FR. RON ROLHEISER, omi
October 7, 2013
Several years ago, Hollywood produced a movie about the famous Camino walk in Spain. Entitled The Way, it chronicles the story of a father whose son was killed in an accident shortly after beginning this famous 500-mile pilgrimage.
The father, played by Martin Sheen, had been largely estranged from his son, but when he goes to France (where the Camino begins) to collect the ashes of his dead son, he feels a compulsion to complete the walk for his son and sets out with his son’s hiking equipment and backpack, carrying his ashes.
He’s unsure as to exactly why he is doing this, except that he senses that somehow this is something he must do for his son, that this will somehow address his estrangement from his son, and that this is something he must do to ease his own grief. Despite being in a rather depressed and anti-social state, he is befriended on the trail by three people, each on the trail for different reasons.
The first person is a man from the Netherlands who is walking the trail to lose weight, fearing that, if he doesn’t, his wife will divorce him.
The second of his new friends is a Canadian woman, ostensibly walking Camino to give up her addiction to smoking, but clearly also trying to steady her life after the breakup of a relationship.
The third person is an Irish writer, hoping to overcome “writer’s block.” So the story focuses on four unlikely walking companions, each doing this pilgrimage with a certain goal in mind.
They persevere and complete the pilgrimage, enter the Cathedral of Santiago, observe the customs that have marked the end of the Camino for countless pilgrims for a thousand years, and then realize that what each of them had hoped to achieve hadn’t happened.
The man from the Netherlands hadn’t lost any weight; the Canadian realized that she would not give up smoking; the Irish writer realized that his real issue was not writer’s block, and the father who was doing this walk vicariously for his son realized that he had done it for other, more personal, reasons.
None of them got what they wanted, but each of them got what he or she needed. The roads of life work like that, as the Camino Santiago.
I learned that exact lesson, walking the Camino a year ago. I went there with a certain dream in mind. I was six months beyond chemotherapy treatments, refreshed with new energy, on sabbatical, and looking forward to walking this ancient and famed road to stretch myself physically and spiritually. The physical stretch happened and fitted the fantasy I’d had before leaving for the walk. But the spiritual stretch was a long, long ways away from what I’d fantasized.
My dream had been that I would use this walk to do some deeper inner work, to read some classical books on mysticism, blend the depth of the mystics with the mystique of this ancient trail, do some journaling, and return a deeper and more contemplative person. Such was my dream, but the trail had other ideas.

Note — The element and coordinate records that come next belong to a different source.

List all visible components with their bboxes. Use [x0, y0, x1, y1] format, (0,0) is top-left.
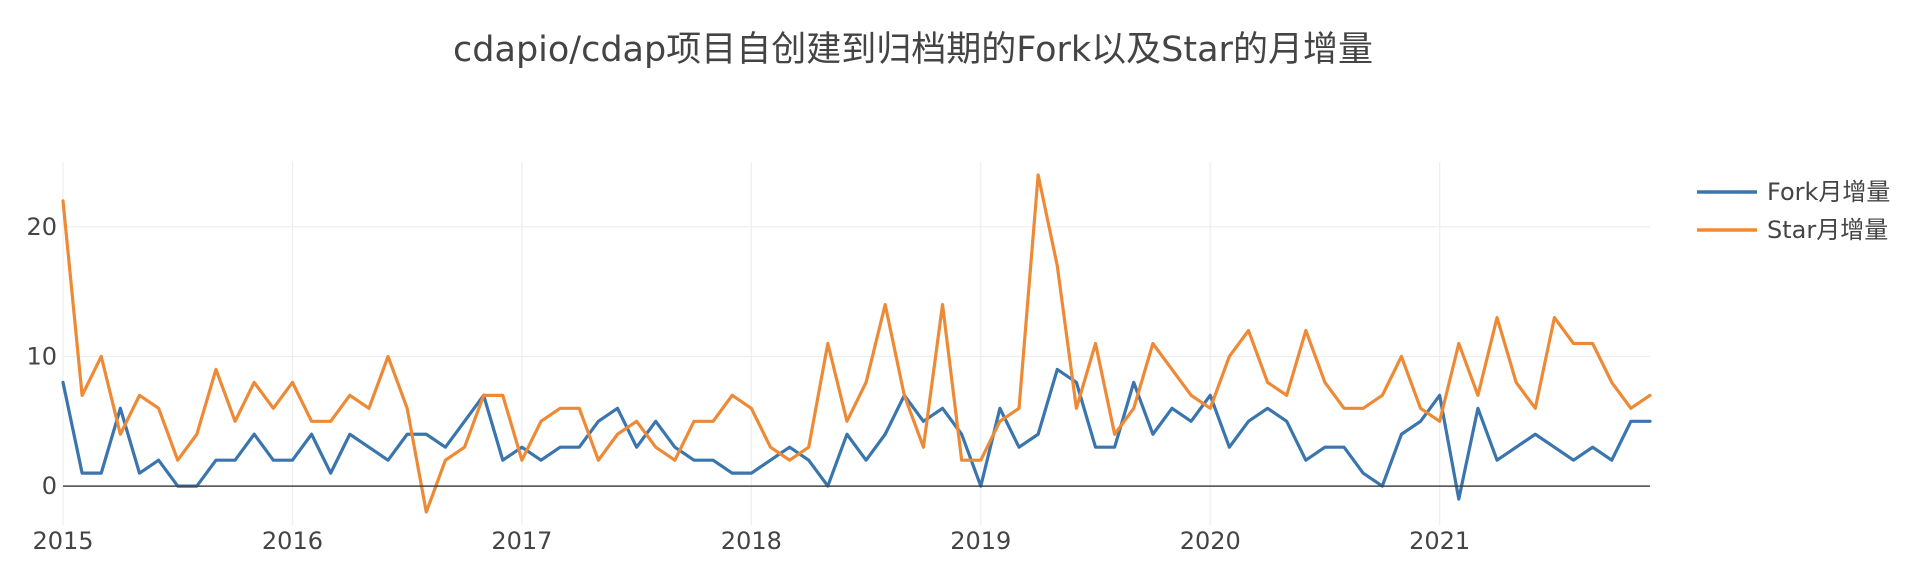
series-lines [61, 173, 1652, 514]
x-tick-label: 2015 [32, 527, 93, 555]
x-tick-label: 2017 [491, 527, 552, 555]
y-tick-label: 0 [42, 472, 57, 500]
x-tick-label: 2020 [1180, 527, 1241, 555]
legend[interactable]: Fork月增量 Star月增量 [1697, 178, 1890, 244]
chart-title: cdapio/cdap项目自创建到归档期的Fork以及Star的月增量 [453, 30, 1373, 70]
axes: 2015 2016 2017 2018 2019 2020 2021 0 10 20 [26, 213, 1650, 555]
y-tick-label: 10 [26, 342, 57, 370]
grid [62, 162, 1650, 525]
x-tick-label: 2019 [950, 527, 1011, 555]
series-line-fork [61, 367, 1652, 501]
x-tick-label: 2016 [262, 527, 323, 555]
x-tick-label: 2021 [1409, 527, 1470, 555]
legend-label: Fork月增量 [1767, 178, 1890, 206]
series-line-star [61, 173, 1652, 514]
legend-label: Star月增量 [1767, 216, 1888, 244]
y-tick-label: 20 [26, 213, 57, 241]
x-tick-label: 2018 [721, 527, 782, 555]
legend-item-star[interactable]: Star月增量 [1697, 216, 1888, 244]
legend-item-fork[interactable]: Fork月增量 [1697, 178, 1890, 206]
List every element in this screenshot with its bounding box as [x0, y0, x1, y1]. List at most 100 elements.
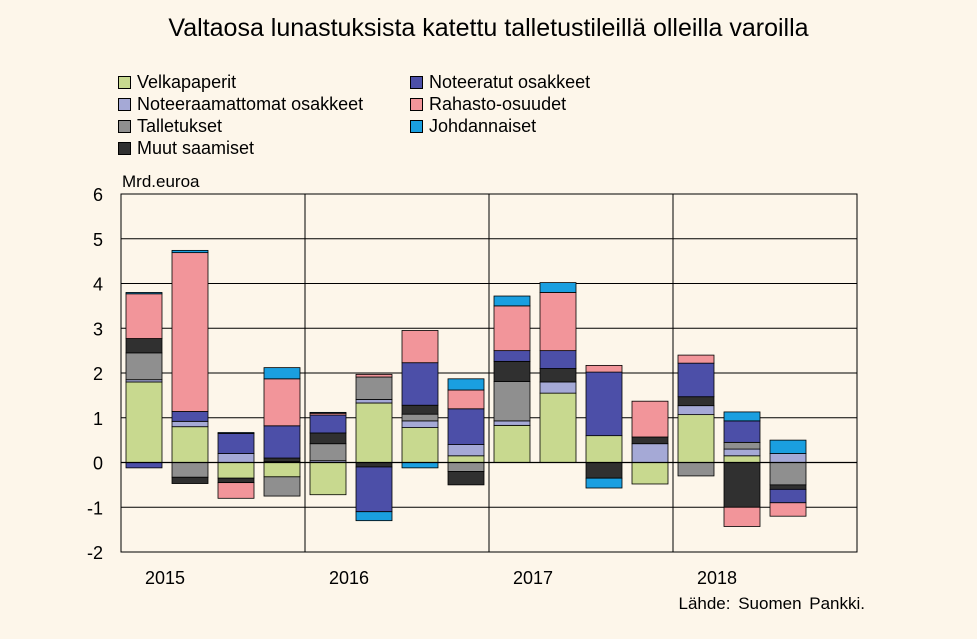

We were many long hours on the trail each day so that there was basically no time to read or to journal. Evenings found me exhausted, without energy for much inner work. A shower and a hot meal were essentially the only thing I was up to. The major book that I’d taken along, The Cloud of Unknowing, lay unopened at the bottom of my suitcase.
I managed some hours each day, walking alone on the trail, to pray, but it wasn’t the kind of inner work I’d fantasized about. I’d had a fantasy about what I’d wanted to achieve, but, like the characters in the movie, apparently this wasn’t what I needed.
The trail taught me something else, deeper, more needed and more humbling: What I learned from walking the road in the company of three close friends was how spoiled and immature I’d become.
Having lived as a celibate priest, outside of the conscriptive demands of marriage, children and family for more than 40 years, I realized how idiosyncratic and self-centred the patterns and habits of my life had become.
MORE PRESSING ISSUES
I was used to calling the shots for my own life, at least in its day-to-day rhythms. The Camino taught me that I need to address other issues in my life that are more pressing and more deeply needed than understanding The Cloud of Unknowing.
The Camino taught me that in a number of important ways, I need to grow up.
Robert Funk once wrote that grace is a sneaking thing: It wounds from behind, where we think we are least vulnerable. It’s harder than we think and we moralize in order to take the edge off it. It’s more indulgent than we think; but it’s never indulgent at the point where we think it ought to be indulgent. So too is the Camino Santiago.